Acute ankle sprains are the most common lower-limb injury in sports, but you don’t have to be a pro athlete to get one — an awkward step off a curb or changing direction too abruptly during a casual game of pickleball can result in a searing jolt of pain in your lower leg.
That twist to your ankle can put too much stress on a ligament, resulting in a sprain, according to sports medicine expert Jamil Neme, M.D., an assistant professor at the Saint Louis University School of Medicine. “When you turn your ankle in, there’s so much force that it tears one of the ligaments on the outside,” Neme says.
It’s easy to think of a sprained ankle as a minor inconvenience. But health care practitioners who treat this type of injury say that a sprained ankle can put someone at greater likelihood of reinjuring the ankle and that this could lead to chronic instability that makes daily activities difficult or makes the individual shy away from enjoyable pastimes.
While you can’t totally protect yourself from an ankle sprain, experts say that a good exercise regimen that builds strength, flexibility and balance, coupled with commonsense moderation in activities, can reduce the risk of injury.
What causes a sprain?
Sedentary adults are at risk of ankle injuries from tripping over a carpet or some other obstruction at home.
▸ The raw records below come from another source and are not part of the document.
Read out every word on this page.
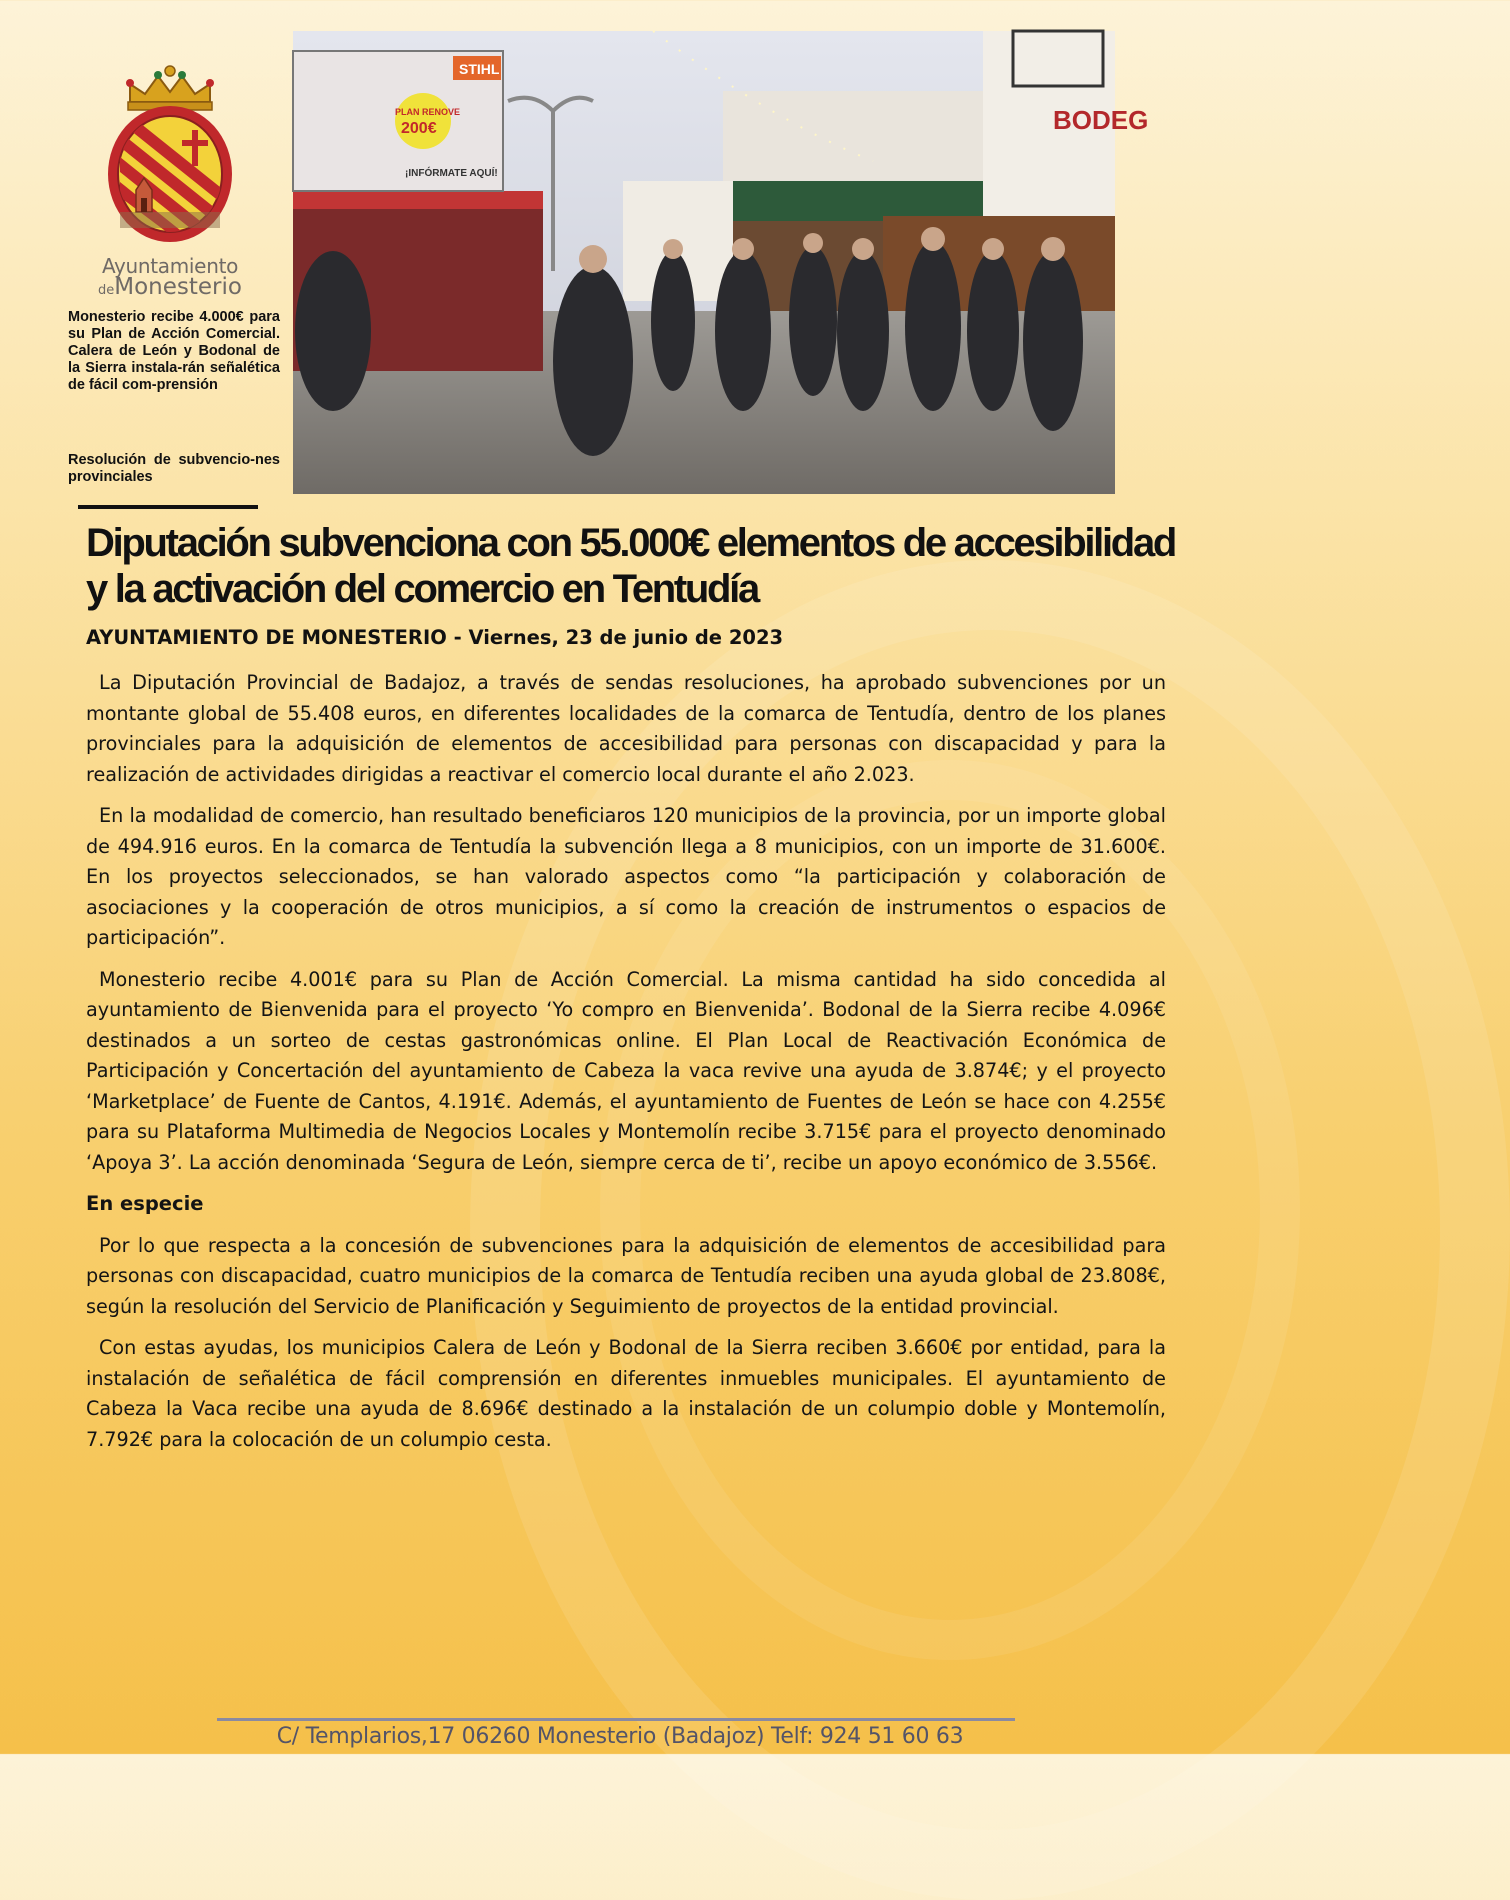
Ayuntamiento
deMonesterio
Monesterio recibe 4.000€ para su Plan de Acción Comercial. Calera de León y Bodonal de la Sierra instala-rán señalética de fácil com-prensión
Resolución de subvencio-nes provinciales
BODEG
STIHL
PLAN RENOVE
200€
¡INFÓRMATE AQUÍ!
Diputación subvenciona con 55.000€ elementos de accesibilidad y la activación del comercio en Tentudía
AYUNTAMIENTO DE MONESTERIO - Viernes, 23 de junio de 2023

La Diputación Provincial de Badajoz, a través de sendas resoluciones, ha aprobado subvenciones por un montante global de 55.408 euros, en diferentes localidades de la comarca de Tentudía, dentro de los planes provinciales para la adquisición de elementos de accesibilidad para personas con discapacidad y para la realización de actividades dirigidas a reactivar el comercio local durante el año 2.023.

En la modalidad de comercio, han resultado beneficiaros 120 municipios de la provincia, por un importe global de 494.916 euros. En la comarca de Tentudía la subvención llega a 8 municipios, con un importe de 31.600€. En los proyectos seleccionados, se han valorado aspectos como “la participación y colaboración de asociaciones y la cooperación de otros municipios, a sí como la creación de instrumentos o espacios de participación”.

Monesterio recibe 4.001€ para su Plan de Acción Comercial. La misma cantidad ha sido concedida al ayuntamiento de Bienvenida para el proyecto ‘Yo compro en Bienvenida’. Bodonal de la Sierra recibe 4.096€ destinados a un sorteo de cestas gastronómicas online. El Plan Local de Reactivación Económica de Participación y Concertación del ayuntamiento de Cabeza la vaca revive una ayuda de 3.874€; y el proyecto ‘Marketplace’ de Fuente de Cantos, 4.191€. Además, el ayuntamiento de Fuentes de León se hace con 4.255€ para su Plataforma Multimedia de Negocios Locales y Montemolín recibe 3.715€ para el proyecto denominado ‘Apoya 3’. La acción denominada ‘Segura de León, siempre cerca de ti’, recibe un apoyo económico de 3.556€.

En especie

Por lo que respecta a la concesión de subvenciones para la adquisición de elementos de accesibilidad para personas con discapacidad, cuatro municipios de la comarca de Tentudía reciben una ayuda global de 23.808€, según la resolución del Servicio de Planificación y Seguimiento de proyectos de la entidad provincial.

Con estas ayudas, los municipios Calera de León y Bodonal de la Sierra reciben 3.660€ por entidad, para la instalación de señalética de fácil comprensión en diferentes inmuebles municipales. El ayuntamiento de Cabeza la Vaca recibe una ayuda de 8.696€ destinado a la instalación de un columpio doble y Montemolín, 7.792€ para la colocación de un columpio cesta.

C/ Templarios,17 06260 Monesterio (Badajoz) Telf: 924 51 60 63
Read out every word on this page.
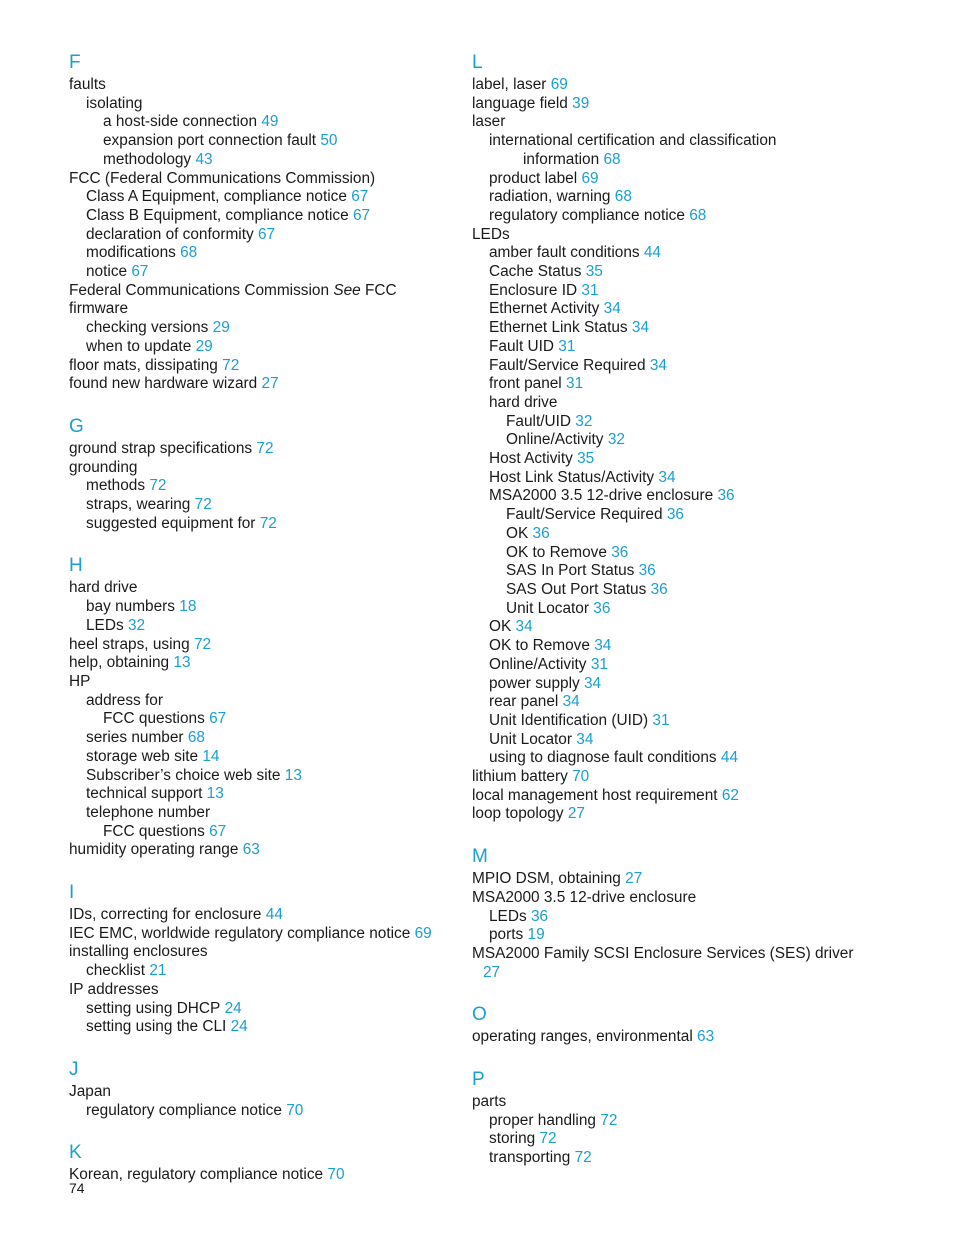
F
faults
isolating
a host-side connection 49
expansion port connection fault 50
methodology 43
FCC (Federal Communications Commission)
Class A Equipment, compliance notice 67
Class B Equipment, compliance notice 67
declaration of conformity 67
modifications 68
notice 67
Federal Communications Commission See FCC
firmware
checking versions 29
when to update 29
floor mats, dissipating 72
found new hardware wizard 27
G
ground strap specifications 72
grounding
methods 72
straps, wearing 72
suggested equipment for 72
H
hard drive
bay numbers 18
LEDs 32
heel straps, using 72
help, obtaining 13
HP
address for
FCC questions 67
series number 68
storage web site 14
Subscriber’s choice web site 13
technical support 13
telephone number
FCC questions 67
humidity operating range 63
I
IDs, correcting for enclosure 44
IEC EMC, worldwide regulatory compliance notice 69
installing enclosures
checklist 21
IP addresses
setting using DHCP 24
setting using the CLI 24
J
Japan
regulatory compliance notice 70
K
Korean, regulatory compliance notice 70
L
label, laser 69
language field 39
laser
international certification and classification
information 68
product label 69
radiation, warning 68
regulatory compliance notice 68
LEDs
amber fault conditions 44
Cache Status 35
Enclosure ID 31
Ethernet Activity 34
Ethernet Link Status 34
Fault UID 31
Fault/Service Required 34
front panel 31
hard drive
Fault/UID 32
Online/Activity 32
Host Activity 35
Host Link Status/Activity 34
MSA2000 3.5 12-drive enclosure 36
Fault/Service Required 36
OK 36
OK to Remove 36
SAS In Port Status 36
SAS Out Port Status 36
Unit Locator 36
OK 34
OK to Remove 34
Online/Activity 31
power supply 34
rear panel 34
Unit Identification (UID) 31
Unit Locator 34
using to diagnose fault conditions 44
lithium battery 70
local management host requirement 62
loop topology 27
M
MPIO DSM, obtaining 27
MSA2000 3.5 12-drive enclosure
LEDs 36
ports 19
MSA2000 Family SCSI Enclosure Services (SES) driver
27
O
operating ranges, environmental 63
P
parts
proper handling 72
storing 72
transporting 72
74
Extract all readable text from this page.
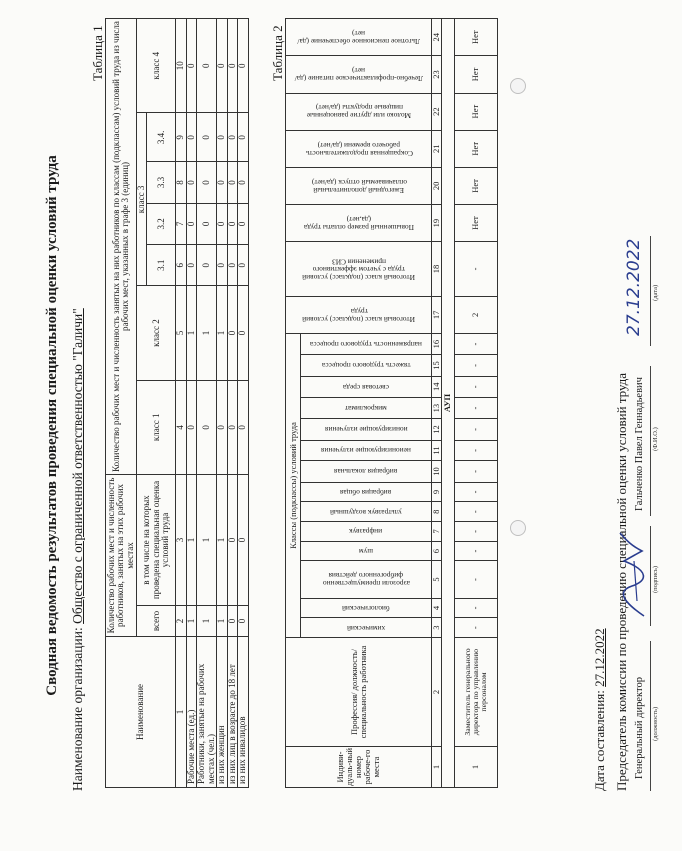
Сводная ведомость результатов проведения специальной оценки условий труда
Наименование организации: Общество с ограниченной ответственностью "Галичи"
Таблица 1
Наименование	Количество рабочих мест и численность работников, занятых на этих рабочих местах		Количество рабочих мест и численность занятых на них работников по классам (подклассам) условий труда из числа рабочих мест, указанных в графе 3 (единиц)						
	всего	в том числе на которых проведена специальная оценка условий труда	класс 1	класс 2	класс 3				класс 4
					3.1	3.2	3.3	3.4.	
1	2	3	4	5	6	7	8	9	10
Рабочие места (ед.)	1	1	0	1	0	0	0	0	0
Работники, занятые на рабочих местах (чел.)	1	1	0	1	0	0	0	0	0
из них женщин	1	1	0	1	0	0	0	0	0
из них лиц в возрасте до 18 лет	0	0	0	0	0	0	0	0	0
из них инвалидов	0	0	0	0	0	0	0	0	0 Таблица 2
Индиви-дуаль-ный номер рабоче-го места	Профессия/ должность/ специальность работника	Классы (подклассы) условий труда														Итоговый класс (подкласс) условий труда	Итоговый класс (подкласс) условий труда с учетом эффективного применения СИЗ	Повышенный размер оплаты труда (да,нет)	Ежегодный дополнительный оплачиваемый отпуск (да/нет)	Сокращенная продолжительность рабочего времени (да/нет)	Молоко или другие равноценные пищевые продукты (да/нет)	Лечебно-профилактическое питание (да/нет)	Льготное пенсионное обеспечение (да/нет)

		химический	биологический	аэрозоли преимущественно фиброгенного действия	шум	инфразвук	ультразвук воздушный	вибрация общая	вибрация локальная	неионизирующие излучения	ионизирующие излучения	микроклимат	световая среда	тяжесть трудового процесса	напряженность трудового процесса								

1	2	3	4	5	6	7	8	9	10	11	12	13	14	15	16	17	18	19	20	21	22	23	24
АУП																							
1	Заместитель генерального директора по управлению персоналом	-	-	-	-	-	-	-	-	-	-	-	-	-	-	2	-	Нет	Нет	Нет	Нет	Нет	Нет
Дата составления: 27.12.2022 Председатель комиссии по проведению специальной оценки условий труда Генеральный директор (должность)
(подпись)
Гальченко Павел Геннадьевич (Ф.И.О.)
27.12.2022 (дата)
Also vulnerable are people who overdo it as they try to increase their fitness. Because they’re not quite ready for what they’re trying to do, they are prone to injuries, Neme says.
Ankle sprains vary in severity, from mild stretching and microscopic tearing of ligaments to complete ruptures, which cause moderate to severe joint instability. As a 2021 article from the National Library of Medicine details, about 40 percent of ankle sprains lead to chronic pain and other symptoms that can persist for a year or more. Worse yet, among people who suffer acute sprains, 1 in 5 develop chronic ankle instability.